In this article, we would see how we may customize Selenium webdriver tests run by highlighting the web element on which the WebDriver interacts.

Often while running tests with webdriver we encounter many failures of tests and we take screenshots of them.In this Tip we would highlight the WebElement with which the WebDriver interacts with a color border, something similar to the FireBug style when inspecting an element. This would be helpful while watching webdriver tests running or during taking screenshots for debugging tests.

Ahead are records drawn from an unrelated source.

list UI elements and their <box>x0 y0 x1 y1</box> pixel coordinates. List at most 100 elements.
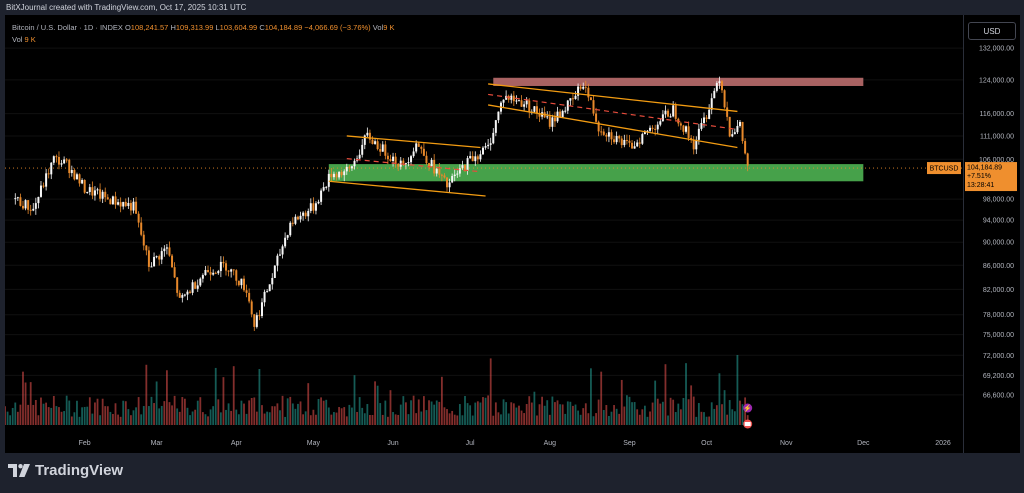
candle-body <box>708 109 711 119</box>
volume-bar <box>690 385 693 425</box>
candle-body <box>176 277 179 293</box>
volume-bar <box>682 397 685 425</box>
candle-body <box>433 159 436 174</box>
volume-bar <box>281 395 284 425</box>
candle-body <box>83 179 86 193</box>
candle-body <box>368 132 371 140</box>
candle-body <box>99 189 102 199</box>
candle-body <box>535 106 538 114</box>
tradingview-logo[interactable]: TradingView <box>8 462 123 479</box>
volume-bar <box>512 403 515 425</box>
volume-bar <box>664 364 667 425</box>
candle-body <box>451 176 454 183</box>
volume-bar <box>250 397 253 425</box>
volume-legend: Vol 9 K <box>12 35 36 44</box>
volume-bar <box>559 404 561 425</box>
candle-body <box>317 201 320 204</box>
candle-body <box>728 116 731 137</box>
volume-bar <box>24 382 27 425</box>
volume-bar <box>155 381 158 425</box>
candle-body <box>404 162 407 164</box>
volume-bar <box>631 402 633 425</box>
volume-bar <box>546 400 549 425</box>
candle-body <box>520 100 523 107</box>
volume-bar <box>384 400 387 425</box>
volume-bar <box>356 411 358 425</box>
candle-body <box>199 278 202 286</box>
candle-body <box>381 144 384 152</box>
y-tick-label: 72,000.00 <box>983 353 1014 360</box>
volume-bar <box>268 412 271 425</box>
candle-body <box>273 265 276 278</box>
volume-bar <box>294 408 297 425</box>
volume-bar <box>9 415 12 425</box>
volume-bar <box>140 414 143 425</box>
price-chart[interactable]: Feb Mar Apr May Jun Jul Aug Sep Oct Nov Dec 2026 ⚡ BT… <box>5 15 963 453</box>
candle-body <box>502 99 505 103</box>
candle-body <box>443 175 446 178</box>
volume-bar <box>369 414 371 425</box>
volume-bar <box>127 409 130 425</box>
volume-bar <box>613 405 615 425</box>
volume-bar <box>119 416 122 425</box>
candle-body <box>242 278 245 291</box>
candle-body <box>111 196 114 205</box>
price-axis[interactable]: 132,000.00 124,000.00 116,000.00 111,000.00… <box>963 15 1020 453</box>
volume-bar <box>451 410 454 425</box>
candle-body <box>322 187 325 191</box>
volume-bar <box>65 395 68 425</box>
volume-bar <box>543 405 546 425</box>
symbol-name[interactable]: Bitcoin / U.S. Dollar · 1D · INDEX <box>12 23 123 32</box>
volume-bar <box>605 405 608 425</box>
x-tick-label: Apr <box>231 440 243 447</box>
volume-bar <box>487 395 490 425</box>
volume-bar <box>271 406 274 425</box>
y-tick-label: 94,000.00 <box>983 218 1014 225</box>
volume-bar <box>245 413 248 425</box>
candle-body <box>392 156 395 161</box>
candle-body <box>703 117 706 123</box>
candle-body <box>96 189 99 191</box>
ticker-tag-text: BTCUSD <box>930 166 959 173</box>
volume-bar <box>600 371 603 425</box>
candle-body <box>610 132 613 140</box>
volume-bar <box>104 406 107 425</box>
candle-body <box>150 266 153 268</box>
volume-bar <box>566 401 569 425</box>
candle-body <box>258 315 261 317</box>
volume-bar <box>309 415 312 425</box>
plot-area[interactable]: Feb Mar Apr May Jun Jul Aug Sep Oct Nov Dec 2026 ⚡ BT… <box>5 15 963 453</box>
volume-bar <box>615 408 618 425</box>
volume-bar <box>482 397 484 425</box>
candle-body <box>332 173 335 178</box>
volume-bar <box>237 414 240 425</box>
candle-body <box>697 128 700 140</box>
candle-body <box>21 205 24 209</box>
volume-bar <box>376 385 379 425</box>
volume-bar <box>183 398 186 425</box>
volume-bar <box>351 407 353 425</box>
candle-body <box>178 292 181 298</box>
candle-body <box>471 156 474 162</box>
y-tick-label: 98,000.00 <box>983 197 1014 204</box>
candle-body <box>230 269 233 272</box>
candle-body <box>479 154 482 160</box>
volume-bar <box>5 406 6 425</box>
candle-body <box>633 146 636 149</box>
volume-bar <box>196 400 199 425</box>
volume-bar <box>474 402 477 425</box>
volume-bar <box>458 404 461 425</box>
currency-button[interactable]: USD <box>968 22 1016 40</box>
x-tick-label: 2026 <box>935 440 951 447</box>
volume-bar <box>422 396 425 425</box>
y-tick-label: 116,000.00 <box>979 111 1014 118</box>
candle-body <box>484 146 487 148</box>
volume-bar <box>392 412 394 425</box>
volume-bar <box>194 409 197 425</box>
candle-body <box>389 159 392 161</box>
volume-bar <box>507 413 510 425</box>
candle-body <box>335 173 338 178</box>
channel-midline <box>488 93 738 131</box>
volume-bar <box>412 395 415 425</box>
candle-body <box>564 110 567 112</box>
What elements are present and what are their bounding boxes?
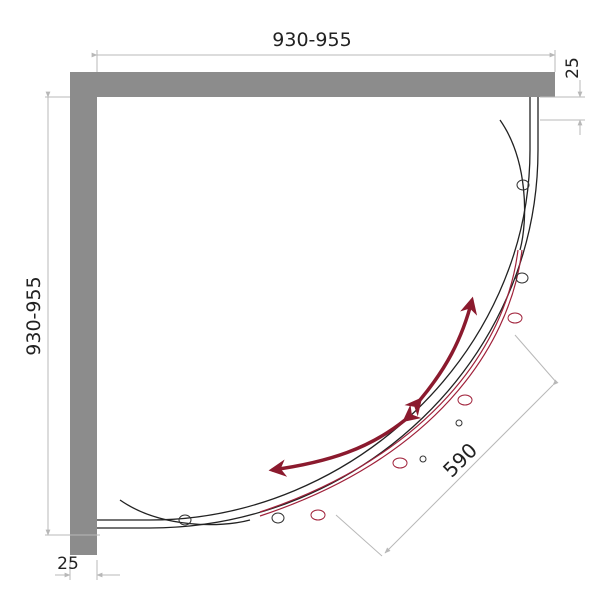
top-wall-thickness-label: 25 — [563, 57, 583, 79]
top-wall — [70, 72, 555, 97]
door-arc-length-label: 590 — [438, 438, 482, 482]
fixed-clamps — [178, 179, 530, 526]
left-wall — [70, 72, 97, 555]
sliding-door-panels — [259, 249, 523, 517]
slide-arrow-upper — [404, 296, 478, 417]
left-height-label: 930-955 — [23, 276, 45, 355]
dimension-lines — [45, 50, 585, 580]
slide-arrow-lower — [268, 404, 422, 477]
left-wall-thickness-label: 25 — [57, 554, 79, 574]
top-width-label: 930-955 — [272, 29, 351, 51]
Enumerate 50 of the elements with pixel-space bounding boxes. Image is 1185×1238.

Let’s see how we can add this feature to our tests and learn about event listening in WebDriver.

EventFiringWebDriver

EventFiringWebDriver gives the WebDriver Capability of firing events. You should attach one or more EventListener classes to get notified of the events. EventFiringWebDriver is mostly used to the customization of tests and for debugging purposes.How to register EventFiringWebDriver.

 

 

As shown in the above figure we may register our MyCustomizationListener();  with WebDriver instances to capture the events.Importing EventFiringWebDriver into your class. MyCustomizationListener  class would be implementing the interface WebDriverEventListener  or extending the abstract class AbstractWebDriverEventListener.There are several beforeX and afterX methods for implementation and exception methods in WebDriverEventListener.

Sample are :

beforeNavigateTo();

afterNavigateTo();

beforeFindBy();

afterFindBy();

beforeScript();

afterScript();

 

MyCustomizationListener is an EventListener created by extending AbstractWebDriverEventListener.MyCustomizationListener code for highlighting the webelement  interaction with a solid border.We use JavascriptExecutor to execute a script as shown below.

 

public class MyCustomizationListener extends AbstractWebDriverEventListener {

    
public void beforeFindBy(By by, WebElement element, WebDriver driver){
        
        WebElement webelement = driver.findElement(by);
  
        if (driver instanceof JavascriptExecutor) {
           ((JavascriptExecutor)driver).executeScript("arguments[0].style.border='5px solid blue'", webelement);
        }
    }
}

 

 Register a Listener.

Import EventFiringWebDriver as shown in the below snippet.

import org.openqa.selenium.support.events.EventFiringWebDriver;

Register a Listener to the EventFiringWebDriver

Let us see how to customize the webdriver sample test runs by highlighting the web elements found by the test using the listener above. I have written a sample @Test method that searches my website on the Bing search engine as shown in the below code snippet.

public class SearchWeb 
{
    public WebDriver webDriver = null;
    public EventFiringWebDriver driver = null;
    
    @Test
    public void Search_Bing() throws Throwable {
        
        webDriver = new FirefoxDriver();
        driver = new EventFiringWebDriver(webDriver);
        MyCustomizationListener myListener = new MyCustomizationListener();
        driver.register(myListener);
        driver.navigate().to("http://bing.com");
        driver.findElement(By.id("sb_form_q")).clear();
        driver.findElement(By.id("sb_form_q")).sendKeys("https://www.testingDocs.com");
        driver.findElement(By.id("sb_form_go")).click();
        Assert.assertTrue(true,"Sample Assert");
    }
        
}

 

Now we may see in the below picture screenshot of how we have highlighted the web elements ( like Firebug inspect kind off blue border style ) while the webdriver test run.This would be useful while running tests to know webdriver interaction with the web elements during the test runs.

 

 

This feature helps a bit visually while debugging the tests during the test runs or in screenshots taken during the tests.